Today, the challenge of being the biggest scammer is becoming less and less profitable.
And we are glad of it. Once again, with AI, that sorely missing digital body, let us scream it, as loud as we screamed "HACK THE PLANET" back in '99: CODE IS LAW.
Anti slipologists
For too long, software has been held hostage by a minority, a "1%" who saw fit to turn it into a playground for the initiated: "geek tricks," "ninja techniques," "object-oriented." The verdict is clear: it doesn't hold up, or barely does.
What has been on our minds since the 1930s, since the invention of λ-calculus, is finally scalable to the degree we always wanted it to be.
Has our industry ever witnessed such an elegant formalization, one so deeply rooted in its own heritage?
Python's recent type system evolutions are central to what makes Ocarina possible.
Without being "the future" either: this is established science, but one that arrived cruelly late in our ecosystem.
As does AI, which is quietly rendering the "1%"'s capacity for harm obsolete.

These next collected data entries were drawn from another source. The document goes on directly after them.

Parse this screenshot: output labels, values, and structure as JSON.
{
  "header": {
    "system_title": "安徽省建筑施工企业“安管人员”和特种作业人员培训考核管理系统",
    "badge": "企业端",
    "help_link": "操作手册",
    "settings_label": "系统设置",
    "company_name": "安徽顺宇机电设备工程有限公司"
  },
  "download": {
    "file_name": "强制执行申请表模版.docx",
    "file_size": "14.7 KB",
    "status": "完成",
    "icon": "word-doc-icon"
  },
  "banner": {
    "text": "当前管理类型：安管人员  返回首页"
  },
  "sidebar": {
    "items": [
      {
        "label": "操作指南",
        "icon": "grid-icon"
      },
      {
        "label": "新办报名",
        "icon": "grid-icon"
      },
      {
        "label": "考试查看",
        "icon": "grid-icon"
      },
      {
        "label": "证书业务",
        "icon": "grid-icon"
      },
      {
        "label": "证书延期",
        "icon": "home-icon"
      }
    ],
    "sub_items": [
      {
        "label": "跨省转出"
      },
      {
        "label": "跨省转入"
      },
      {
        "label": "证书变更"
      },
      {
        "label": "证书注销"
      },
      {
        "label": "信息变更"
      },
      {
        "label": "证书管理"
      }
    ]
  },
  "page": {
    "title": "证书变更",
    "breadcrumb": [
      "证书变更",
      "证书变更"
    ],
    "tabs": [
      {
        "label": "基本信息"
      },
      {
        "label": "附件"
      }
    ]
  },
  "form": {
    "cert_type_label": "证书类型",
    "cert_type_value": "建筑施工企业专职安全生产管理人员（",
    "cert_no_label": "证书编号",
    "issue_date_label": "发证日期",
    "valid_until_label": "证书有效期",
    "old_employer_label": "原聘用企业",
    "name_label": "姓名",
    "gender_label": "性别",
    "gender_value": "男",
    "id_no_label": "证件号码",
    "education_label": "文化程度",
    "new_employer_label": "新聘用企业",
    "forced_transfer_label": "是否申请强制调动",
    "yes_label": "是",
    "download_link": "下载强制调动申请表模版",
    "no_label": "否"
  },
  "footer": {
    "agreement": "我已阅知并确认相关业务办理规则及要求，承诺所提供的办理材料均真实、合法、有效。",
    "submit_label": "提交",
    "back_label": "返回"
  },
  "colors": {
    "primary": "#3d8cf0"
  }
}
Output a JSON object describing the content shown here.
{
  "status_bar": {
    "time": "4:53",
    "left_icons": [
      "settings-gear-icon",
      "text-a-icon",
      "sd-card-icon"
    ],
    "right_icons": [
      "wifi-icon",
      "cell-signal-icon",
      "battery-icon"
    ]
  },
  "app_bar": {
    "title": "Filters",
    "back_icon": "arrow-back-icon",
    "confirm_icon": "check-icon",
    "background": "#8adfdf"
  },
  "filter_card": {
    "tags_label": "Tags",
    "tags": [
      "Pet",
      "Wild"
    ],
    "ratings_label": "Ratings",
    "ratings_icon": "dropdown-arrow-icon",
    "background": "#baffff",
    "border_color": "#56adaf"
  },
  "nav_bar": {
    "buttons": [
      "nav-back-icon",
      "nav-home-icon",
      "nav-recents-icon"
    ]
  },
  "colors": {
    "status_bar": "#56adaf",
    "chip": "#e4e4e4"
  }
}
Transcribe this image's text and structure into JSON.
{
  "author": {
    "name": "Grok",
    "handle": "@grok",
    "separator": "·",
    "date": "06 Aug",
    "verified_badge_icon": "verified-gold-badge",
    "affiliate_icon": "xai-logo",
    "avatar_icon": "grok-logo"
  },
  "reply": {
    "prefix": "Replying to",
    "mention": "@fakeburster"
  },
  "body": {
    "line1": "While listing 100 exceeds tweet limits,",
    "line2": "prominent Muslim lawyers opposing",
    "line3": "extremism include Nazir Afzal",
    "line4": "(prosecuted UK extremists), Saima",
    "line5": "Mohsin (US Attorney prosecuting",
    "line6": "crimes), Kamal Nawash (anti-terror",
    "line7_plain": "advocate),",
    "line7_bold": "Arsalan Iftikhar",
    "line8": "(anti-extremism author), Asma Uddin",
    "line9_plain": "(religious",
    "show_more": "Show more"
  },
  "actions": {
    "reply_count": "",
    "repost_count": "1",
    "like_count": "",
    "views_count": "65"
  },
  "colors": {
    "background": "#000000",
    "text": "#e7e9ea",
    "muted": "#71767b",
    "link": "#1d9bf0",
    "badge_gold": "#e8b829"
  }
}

The gratitude owed to these technological advances is as immense as the rage of those who rail against them, whom we fondly refer to in our parts as slipologists.
See also: Haters, by Paul Graham.
For all these reasons, I have made the decision to NEVER waste my time arguing when it's not worth it. I enjoy arguing with people focused on problem-solving and who have good judgment.
For the rest: make pointless PR red and pointless issues gray, no regret.
Some people are simply not meant to please me, but so be it.
Ocarina is the first of my projects that I'm opening to the public, but others are also on the way, including some far more interesting ones.
From the underground,
For Now and Forever.
"An idiot admires complexity, a genius admires simplicity, a physicist tries to make it simple. For an idiot anything the more complicated it is the more he will admire it, if you make something so clusterfucked he can't understand it he's gonna think you're a god cause you made it so complicated nobody can understand it. That's how they write journals in Academics: they try to make it so complicated people think you're a genius."
"To attain knowledge, add things every day. To attain wisdom, remove things every day."